How to Prepare Data for a Customer Analytics Platform

Written by Esmeralda Martinez

Share

Companies today need a Customer Analytics platform to enable customer and product insights that are quick to access and easy to understand and act upon. 

As a top Customer Analytics platform, one of the most common questions we hear from Indicative prospects and new customers is how to get their data ready. How can you prepare your data for a quick, smooth Customer Analytics implementation?

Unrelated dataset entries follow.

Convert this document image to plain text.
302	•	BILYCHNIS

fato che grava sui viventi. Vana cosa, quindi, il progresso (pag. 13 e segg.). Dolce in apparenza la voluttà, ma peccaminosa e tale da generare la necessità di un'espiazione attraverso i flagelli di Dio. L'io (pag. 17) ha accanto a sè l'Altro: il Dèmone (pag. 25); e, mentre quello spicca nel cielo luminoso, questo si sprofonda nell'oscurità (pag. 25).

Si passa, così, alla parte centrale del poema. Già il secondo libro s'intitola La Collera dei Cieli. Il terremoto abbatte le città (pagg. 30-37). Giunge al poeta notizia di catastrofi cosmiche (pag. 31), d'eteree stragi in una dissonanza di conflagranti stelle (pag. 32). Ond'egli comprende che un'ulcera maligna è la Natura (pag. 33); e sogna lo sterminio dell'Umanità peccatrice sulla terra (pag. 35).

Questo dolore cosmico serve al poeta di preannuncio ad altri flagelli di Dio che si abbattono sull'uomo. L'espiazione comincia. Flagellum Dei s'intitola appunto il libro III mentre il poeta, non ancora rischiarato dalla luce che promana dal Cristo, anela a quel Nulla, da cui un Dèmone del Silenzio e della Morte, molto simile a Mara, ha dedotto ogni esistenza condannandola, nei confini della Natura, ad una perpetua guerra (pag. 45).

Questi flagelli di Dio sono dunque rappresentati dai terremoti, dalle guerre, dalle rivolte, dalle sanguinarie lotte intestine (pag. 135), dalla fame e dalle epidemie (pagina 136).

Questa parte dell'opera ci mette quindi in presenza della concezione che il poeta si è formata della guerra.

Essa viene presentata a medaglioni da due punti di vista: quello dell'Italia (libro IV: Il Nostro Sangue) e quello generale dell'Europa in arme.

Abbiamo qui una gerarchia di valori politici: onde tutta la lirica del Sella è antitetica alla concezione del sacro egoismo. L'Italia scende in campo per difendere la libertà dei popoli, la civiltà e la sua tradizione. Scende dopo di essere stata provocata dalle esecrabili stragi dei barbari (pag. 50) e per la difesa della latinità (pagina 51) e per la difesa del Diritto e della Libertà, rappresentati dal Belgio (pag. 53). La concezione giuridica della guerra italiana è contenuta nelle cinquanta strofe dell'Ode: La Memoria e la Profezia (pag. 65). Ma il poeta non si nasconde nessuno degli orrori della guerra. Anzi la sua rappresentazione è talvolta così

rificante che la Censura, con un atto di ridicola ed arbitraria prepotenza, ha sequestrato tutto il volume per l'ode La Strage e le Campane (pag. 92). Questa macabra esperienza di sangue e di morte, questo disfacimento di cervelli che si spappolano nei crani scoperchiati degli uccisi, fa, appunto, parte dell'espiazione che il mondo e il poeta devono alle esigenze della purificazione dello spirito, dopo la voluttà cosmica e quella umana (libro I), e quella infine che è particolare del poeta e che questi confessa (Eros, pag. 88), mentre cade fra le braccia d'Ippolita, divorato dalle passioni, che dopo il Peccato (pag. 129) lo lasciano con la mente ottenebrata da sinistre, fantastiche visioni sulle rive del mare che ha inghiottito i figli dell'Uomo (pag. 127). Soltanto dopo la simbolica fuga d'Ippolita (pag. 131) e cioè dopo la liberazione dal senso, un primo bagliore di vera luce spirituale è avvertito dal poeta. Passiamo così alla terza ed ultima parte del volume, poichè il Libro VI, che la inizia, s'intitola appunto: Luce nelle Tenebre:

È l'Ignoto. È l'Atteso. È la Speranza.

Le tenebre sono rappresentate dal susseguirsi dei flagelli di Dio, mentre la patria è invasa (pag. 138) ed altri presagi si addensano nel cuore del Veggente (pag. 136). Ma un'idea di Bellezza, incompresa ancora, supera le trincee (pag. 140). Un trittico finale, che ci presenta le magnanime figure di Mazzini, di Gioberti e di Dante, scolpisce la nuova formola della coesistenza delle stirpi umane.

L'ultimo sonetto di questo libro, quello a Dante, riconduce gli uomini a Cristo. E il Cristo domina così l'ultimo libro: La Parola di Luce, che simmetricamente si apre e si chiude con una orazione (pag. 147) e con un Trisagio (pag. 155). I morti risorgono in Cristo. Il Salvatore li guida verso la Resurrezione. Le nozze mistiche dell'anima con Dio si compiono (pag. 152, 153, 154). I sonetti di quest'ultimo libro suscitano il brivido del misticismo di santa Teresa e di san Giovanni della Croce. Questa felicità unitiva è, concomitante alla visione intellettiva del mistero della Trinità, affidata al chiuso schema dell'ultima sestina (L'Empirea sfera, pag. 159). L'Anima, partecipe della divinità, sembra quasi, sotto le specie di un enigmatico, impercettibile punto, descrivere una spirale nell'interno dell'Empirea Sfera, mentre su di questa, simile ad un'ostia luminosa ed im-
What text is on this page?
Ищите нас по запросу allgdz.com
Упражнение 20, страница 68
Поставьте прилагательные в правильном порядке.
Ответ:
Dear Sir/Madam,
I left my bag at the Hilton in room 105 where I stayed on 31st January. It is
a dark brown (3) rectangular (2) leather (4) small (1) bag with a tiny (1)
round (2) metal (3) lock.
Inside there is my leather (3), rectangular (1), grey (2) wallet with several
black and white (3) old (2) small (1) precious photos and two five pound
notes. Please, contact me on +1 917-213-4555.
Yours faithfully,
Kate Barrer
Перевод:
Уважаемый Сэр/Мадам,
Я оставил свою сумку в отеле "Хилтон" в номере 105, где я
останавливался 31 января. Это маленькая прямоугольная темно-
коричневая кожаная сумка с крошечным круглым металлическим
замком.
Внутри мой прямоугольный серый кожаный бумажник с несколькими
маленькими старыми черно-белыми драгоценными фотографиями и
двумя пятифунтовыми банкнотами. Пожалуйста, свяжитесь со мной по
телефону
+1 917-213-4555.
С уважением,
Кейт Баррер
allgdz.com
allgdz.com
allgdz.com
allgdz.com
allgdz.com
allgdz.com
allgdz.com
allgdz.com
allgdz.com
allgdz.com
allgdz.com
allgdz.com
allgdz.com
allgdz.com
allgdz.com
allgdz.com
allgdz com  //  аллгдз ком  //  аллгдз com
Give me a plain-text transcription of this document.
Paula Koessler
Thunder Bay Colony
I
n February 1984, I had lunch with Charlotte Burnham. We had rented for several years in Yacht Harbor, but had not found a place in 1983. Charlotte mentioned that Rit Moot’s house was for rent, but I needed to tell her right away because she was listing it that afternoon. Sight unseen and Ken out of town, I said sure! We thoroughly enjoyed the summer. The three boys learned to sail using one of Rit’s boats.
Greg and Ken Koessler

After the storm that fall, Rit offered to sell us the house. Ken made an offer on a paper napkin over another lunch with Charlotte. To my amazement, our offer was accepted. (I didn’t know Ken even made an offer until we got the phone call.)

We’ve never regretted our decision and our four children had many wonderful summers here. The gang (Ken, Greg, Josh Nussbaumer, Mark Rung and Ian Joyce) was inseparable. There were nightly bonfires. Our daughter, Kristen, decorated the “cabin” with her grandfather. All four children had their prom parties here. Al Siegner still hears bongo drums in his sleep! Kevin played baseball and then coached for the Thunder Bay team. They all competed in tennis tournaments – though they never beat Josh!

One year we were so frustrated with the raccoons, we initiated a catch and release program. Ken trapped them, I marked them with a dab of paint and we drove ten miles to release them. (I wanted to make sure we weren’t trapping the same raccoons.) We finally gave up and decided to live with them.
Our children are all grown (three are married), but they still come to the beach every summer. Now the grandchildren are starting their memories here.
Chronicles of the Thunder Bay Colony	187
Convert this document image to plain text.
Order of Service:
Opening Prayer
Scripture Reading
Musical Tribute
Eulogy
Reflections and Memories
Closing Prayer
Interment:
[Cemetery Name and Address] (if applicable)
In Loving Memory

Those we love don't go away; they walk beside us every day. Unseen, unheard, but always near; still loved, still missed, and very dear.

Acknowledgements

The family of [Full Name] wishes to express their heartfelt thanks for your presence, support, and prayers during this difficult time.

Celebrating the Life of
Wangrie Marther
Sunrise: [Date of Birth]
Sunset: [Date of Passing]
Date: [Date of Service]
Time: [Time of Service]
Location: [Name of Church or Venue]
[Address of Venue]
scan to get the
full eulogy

Here is the process we recommend.

Step 1: Determine Goals and Use Cases

The first step is to identify your use cases for Customer Analytics. What are you trying to learn? What are you trying to achieve? For example, let’s say a SaaS company wants to increase new signups, boost upgrades, and lower churn. Their product team may want to learn about:

  • Where people drop off in the signup flow
  • Feature usage before and after upgrades
  • Engagement patterns leading up to churn

With Indicative, anyone can run complicated analyses quickly, with no coding required. That opens up use cases to people far beyond those with statistics or SQL knowledge—enabling the entire team to turn customer data into thoughtful decisions. Teams can gain deeper insight into:

  • The journeys audiences take between various marketing initiatives and revenue-focused conversion goals
  • Drop-off points that lead to churn or lost revenue
  • Performance of A/B testing variants
  • Sign-up flow performance and drop-offs
  • Marketing initiatives that lead to upgrades
  • Engagement patterns throughout the product and marketing experience

If you do not get your company on the same page with predefined goals, you may run into issues later on. For example, you may find down the road that you don’t actually have all the data you need to answer your questions. 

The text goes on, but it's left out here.